Chochorowski, et al. v. Home Depot USA, No. 4:08-CV-849 CAS (E.D. MO. 2008).
In Chochorowski, the plaintiff originally filed the putative class action in the Circuit Court of Madison County, Illinois in 2002. Building her claim, she alleged she was automatically charged for a “damage waiver” when she rented a power tiller from Home Depot, despite the fact that she never agreed to purchase the waiver, which was an optional charge. Eventually, the defendant, Home Depot, had the case dismissed on the basis of forum non conveniens.
Re-modeling the action, the plaintiff re-filed the petition in the Circuit Court of St. Louis County, Missouri on March 28, 2008. Subsequently, Home Deport filed a timely notice of removal, which alleged jurisdiction based on the Class Action Fairness Act.
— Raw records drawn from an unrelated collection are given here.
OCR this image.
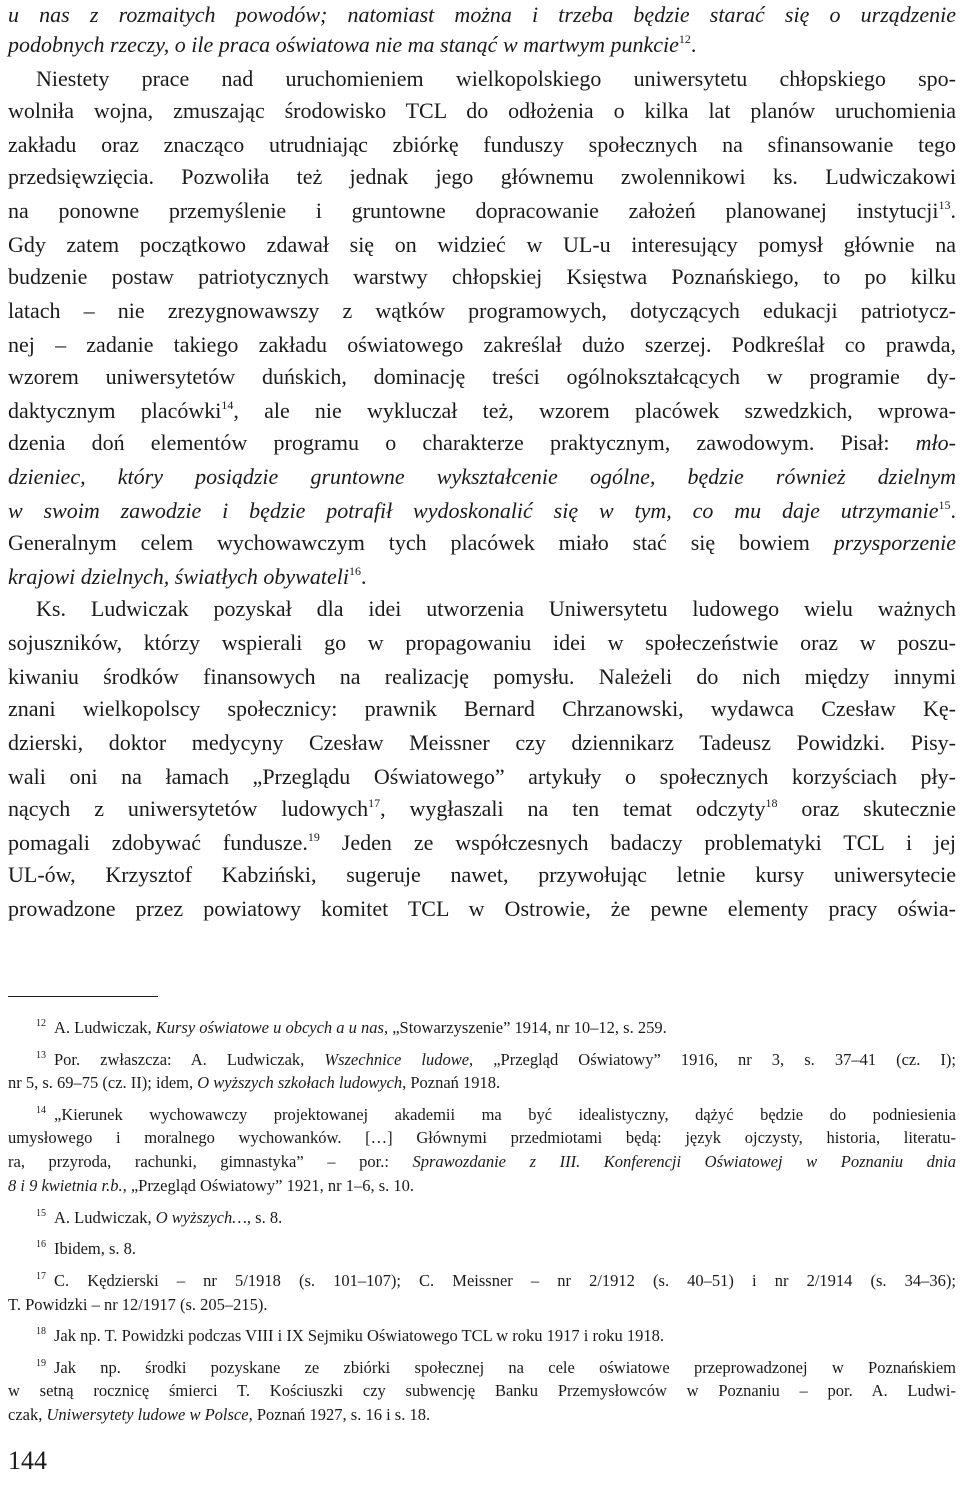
u nas z rozmaitych powodów; natomiast można i trzeba będzie starać się o urządzenie
podobnych rzeczy, o ile praca oświatowa nie ma stanąć w martwym punkcie$^{12}$.
Niestety prace nad uruchomieniem wielkopolskiego uniwersytetu chłopskiego spo-
wolniła wojna, zmuszając środowisko TCL do odłożenia o kilka lat planów uruchomienia
zakładu oraz znacząco utrudniając zbiórkę funduszy społecznych na sfinansowanie tego
przedsięwzięcia. Pozwoliła też jednak jego głównemu zwolennikowi ks. Ludwiczakowi
na ponowne przemyślenie i gruntowne dopracowanie założeń planowanej instytucji$^{13}$.
Gdy zatem początkowo zdawał się on widzieć w UL-u interesujący pomysł głównie na
budzenie postaw patriotycznych warstwy chłopskiej Księstwa Poznańskiego, to po kilku
latach – nie zrezygnowawszy z wątków programowych, dotyczących edukacji patriotycz-
nej – zadanie takiego zakładu oświatowego zakreślał dużo szerzej. Podkreślał co prawda,
wzorem uniwersytetów duńskich, dominację treści ogólnokształcących w programie dy-
daktycznym placówki$^{14}$, ale nie wykluczał też, wzorem placówek szwedzkich, wprowa-
dzenia doń elementów programu o charakterze praktycznym, zawodowym. Pisał: mło-
dzieniec, który posiądzie gruntowne wykształcenie ogólne, będzie również dzielnym
w swoim zawodzie i będzie potrafił wydoskonalić się w tym, co mu daje utrzymanie$^{15}$.
Generalnym celem wychowawczym tych placówek miało stać się bowiem przysporzenie
krajowi dzielnych, światłych obywateli$^{16}$.
Ks. Ludwiczak pozyskał dla idei utworzenia Uniwersytetu ludowego wielu ważnych
sojuszników, którzy wspierali go w propagowaniu idei w społeczeństwie oraz w poszu-
kiwaniu środków finansowych na realizację pomysłu. Należeli do nich między innymi
znani wielkopolscy społecznicy: prawnik Bernard Chrzanowski, wydawca Czesław Kę-
dzierski, doktor medycyny Czesław Meissner czy dziennikarz Tadeusz Powidzki. Pisy-
wali oni na łamach „Przeglądu Oświatowego” artykuły o społecznych korzyściach pły-
nących z uniwersytetów ludowych$^{17}$, wygłaszali na ten temat odczyty$^{18}$ oraz skutecznie
pomagali zdobywać fundusze.$^{19}$ Jeden ze współczesnych badaczy problematyki TCL i jej
UL-ów, Krzysztof Kabziński, sugeruje nawet, przywołując letnie kursy uniwersytecie
prowadzone przez powiatowy komitet TCL w Ostrowie, że pewne elementy pracy oświa-
$^{12}$ A. Ludwiczak, Kursy oświatowe u obcych a u nas, „Stowarzyszenie” 1914, nr 10–12, s. 259.
$^{13}$ Por. zwłaszcza: A. Ludwiczak, Wszechnice ludowe, „Przegląd Oświatowy” 1916, nr 3, s. 37–41 (cz. I);
nr 5, s. 69–75 (cz. II); idem, O wyższych szkołach ludowych, Poznań 1918.
$^{14}$ „Kierunek wychowawczy projektowanej akademii ma być idealistyczny, dążyć będzie do podniesienia
umysłowego i moralnego wychowanków. […] Głównymi przedmiotami będą: język ojczysty, historia, literatu-
ra, przyroda, rachunki, gimnastyka” – por.: Sprawozdanie z III. Konferencji Oświatowej w Poznaniu dnia
8 i 9 kwietnia r.b., „Przegląd Oświatowy” 1921, nr 1–6, s. 10.
$^{15}$ A. Ludwiczak, O wyższych…, s. 8.
$^{16}$ Ibidem, s. 8.
$^{17}$ C. Kędzierski – nr 5/1918 (s. 101–107); C. Meissner – nr 2/1912 (s. 40–51) i nr 2/1914 (s. 34–36);
T. Powidzki – nr 12/1917 (s. 205–215).
$^{18}$ Jak np. T. Powidzki podczas VIII i IX Sejmiku Oświatowego TCL w roku 1917 i roku 1918.
$^{19}$ Jak np. środki pozyskane ze zbiórki społecznej na cele oświatowe przeprowadzonej w Poznańskiem
w setną rocznicę śmierci T. Kościuszki czy subwencję Banku Przemysłowców w Poznaniu – por. A. Ludwi-
czak, Uniwersytety ludowe w Polsce, Poznań 1927, s. 16 i s. 18.
144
Turning the screws to Home Depot, the plaintiff moved to remand the case to state court inter alia on the following grounds: (1) CAFA does not apply to the action because it is only applicable to actions commenced on or after February 18, 2005, and this action was commenced in 2002 and only re-filed in 2008 after defendant successfully argued for a more convenient forum and (2) the defendant failed to prove by a preponderance of the evidence that the $5 million amount in controversy threshold is satisfied.
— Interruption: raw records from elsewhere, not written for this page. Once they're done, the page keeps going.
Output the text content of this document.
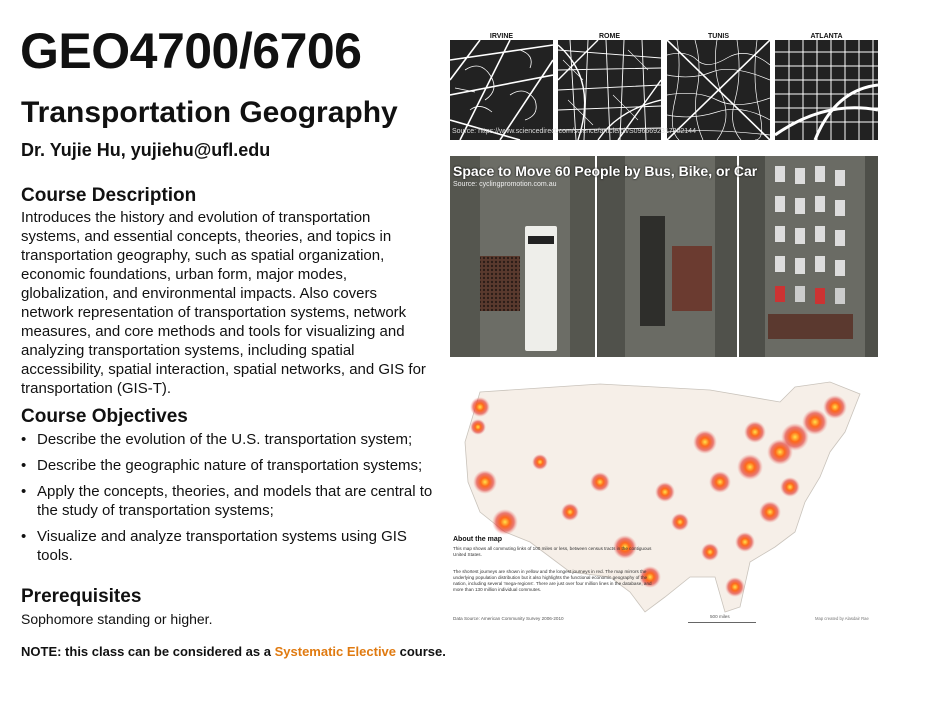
GEO4700/6706
Transportation Geography
Dr. Yujie Hu, yujiehu@ufl.edu
Course Description
Introduces the history and evolution of transportation systems, and essential concepts, theories, and topics in transportation geography, such as spatial organization, economic foundations, urban form, major modes, globalization, and environmental impacts. Also covers network representation of transportation systems, network measures, and core methods and tools for visualizing and analyzing transportation systems, including spatial accessibility, spatial interaction, spatial networks, and GIS for transportation (GIS-T).
Course Objectives
• Describe the evolution of the U.S. transportation system;
• Describe the geographic nature of transportation systems;
• Apply the concepts, theories, and models that are central to the study of transportation systems;
• Visualize and analyze transportation systems using GIS tools.
Prerequisites
Sophomore standing or higher.
NOTE: this class can be considered as a Systematic Elective course.
IRVINE	ROME	TUNIS	ATLANTA
Source: https://www.sciencedirect.com/science/article/pii/S0966692317302144
Space to Move 60 People by Bus, Bike, or Car
Source: cyclingpromotion.com.au
About the map
This map shows all commuting links of 100 miles or less, between census tracts in the contiguous United States.
The shortest journeys are shown in yellow and the longest journeys in red. The map mirrors the underlying population distribution but it also highlights the functional economic geography of the nation, including several 'mega-regions'. There are just over four million lines in the database, and more than 130 million individual commutes.
Data Source: American Community Survey 2006-2010	500 miles	Map created by Alasdair Rae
The court measured out the legal standard explaining, the party invoking jurisdiction bears the burden of proof that all prerequisites to jurisdiction are met. Mindful of federalism concerns, the court stated that removal statutes are strictly construed with any doubts about the propriety of removal resolved in favor of remand to state court.
Sanding down the plaintiff’s first argument for remand, the court held that CAFA applies to the plaintiff’s re-filed action because the case was commenced in 2008 rather than 2002. The court relied on Price v. Berkeley Premium Nutraceuticals, Inc. and the plain meaning of Mo.Sup.Ct. Rule 53.01 finding that a case is commenced upon the filing of a petition with the court, and that the re-filing “commenced” a new action to which CAFA applied.
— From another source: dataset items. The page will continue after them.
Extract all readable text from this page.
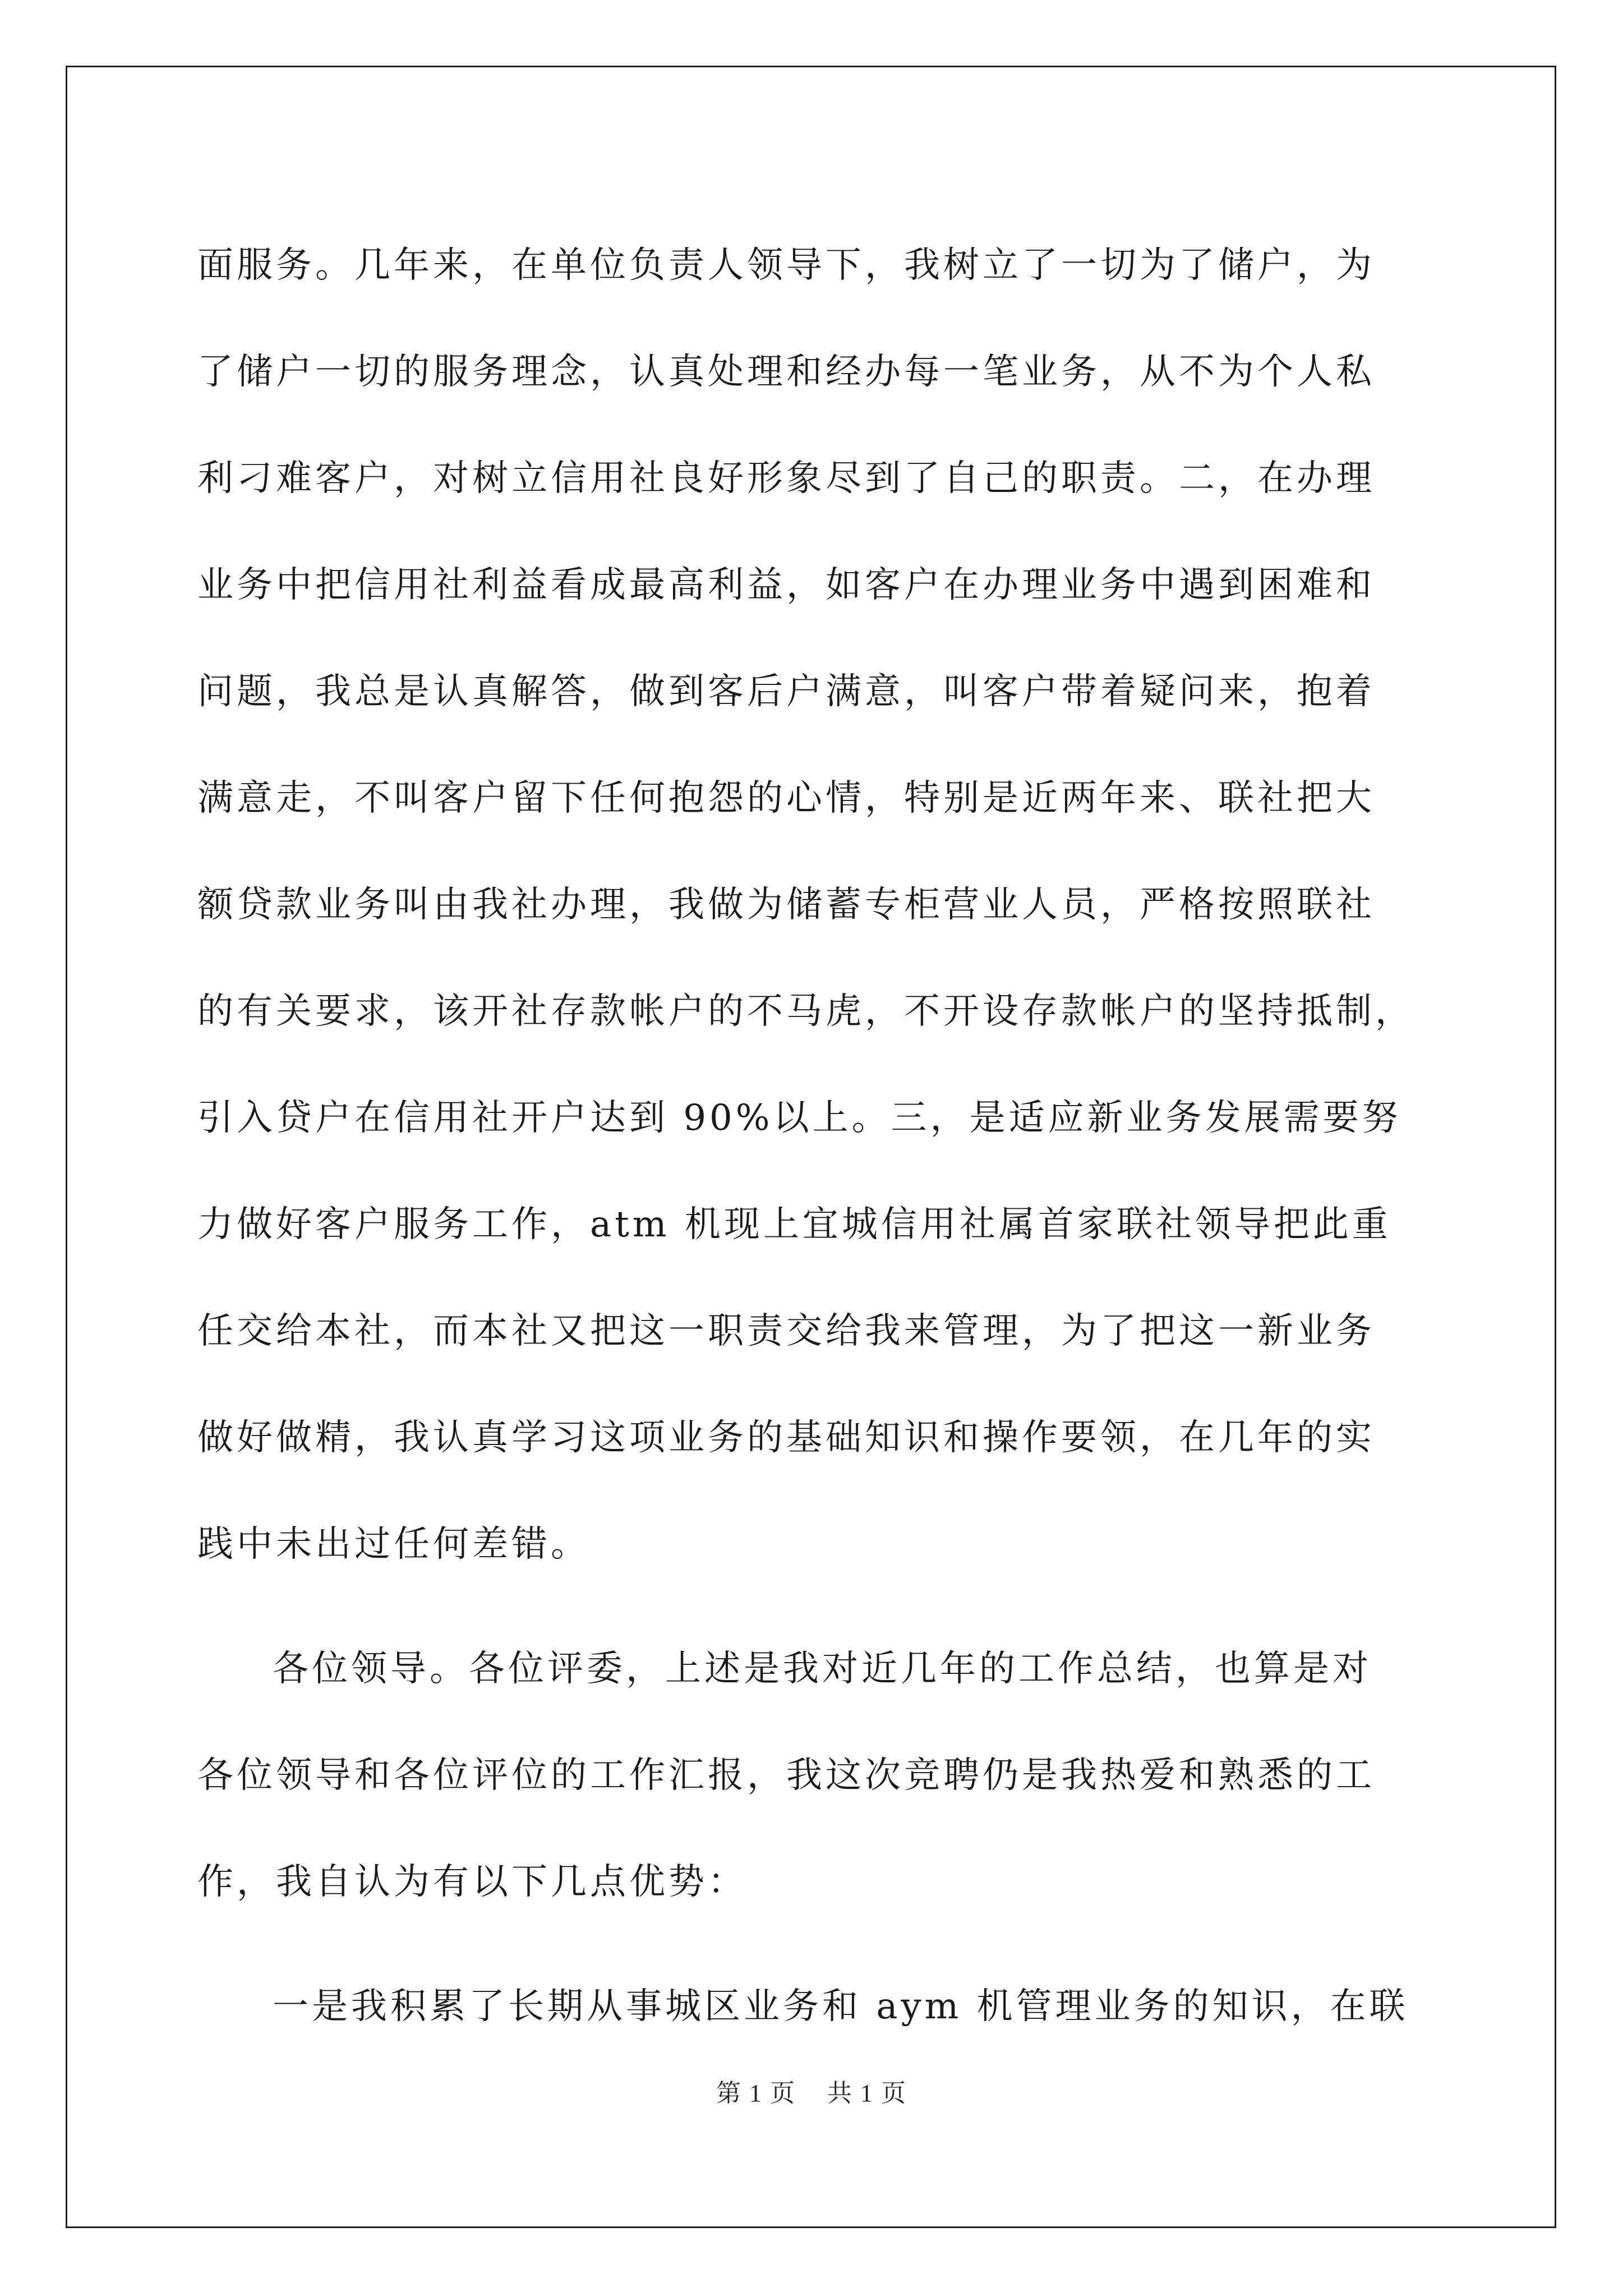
面服务。几年来，在单位负责人领导下，我树立了一切为了储户，为
了储户一切的服务理念，认真处理和经办每一笔业务，从不为个人私
利刁难客户，对树立信用社良好形象尽到了自己的职责。二，在办理
业务中把信用社利益看成最高利益，如客户在办理业务中遇到困难和
问题，我总是认真解答，做到客后户满意，叫客户带着疑问来，抱着
满意走，不叫客户留下任何抱怨的心情，特别是近两年来、联社把大
额贷款业务叫由我社办理，我做为储蓄专柜营业人员，严格按照联社
的有关要求，该开社存款帐户的不马虎，不开设存款帐户的坚持抵制，
引入贷户在信用社开户达到 90%以上。三，是适应新业务发展需要努
力做好客户服务工作，atm 机现上宜城信用社属首家联社领导把此重
任交给本社，而本社又把这一职责交给我来管理，为了把这一新业务
做好做精，我认真学习这项业务的基础知识和操作要领，在几年的实
践中未出过任何差错。
各位领导。各位评委，上述是我对近几年的工作总结，也算是对
各位领导和各位评位的工作汇报，我这次竞聘仍是我热爱和熟悉的工
作，我自认为有以下几点优势：
一是我积累了长期从事城区业务和 aym 机管理业务的知识，在联
第 1 页 共 1 页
On the second issue, the court drills the defendant finding that it failed to establish by a preponderance of the evidence that the amount in controversy satisfied CAFA’s $5 million threshold. The plaintiff and the defendant each attempt to construct different limits to class membership.
Ultimately, the court found that the plaintiff’s petition expressly limited the class to persons who paid a “Damage Waiver” charge before the tool rental agreement was changed in 2005 or 2006, not persons who paid for Home Depot’s new “damage protection” charge or all Home Depot customers. Additionally, since the defendant failed to present sufficient evidence to establish the compensatory damage amount, the court could not determine whether the combination of compensatory and punitive damages and attorney’s fees concretely met the amount in controversy required to bolt down jurisdiction under CAFA.
Thus, the court held that it lacked subject matter jurisdiction and hammered Home Depot back to state court on remand.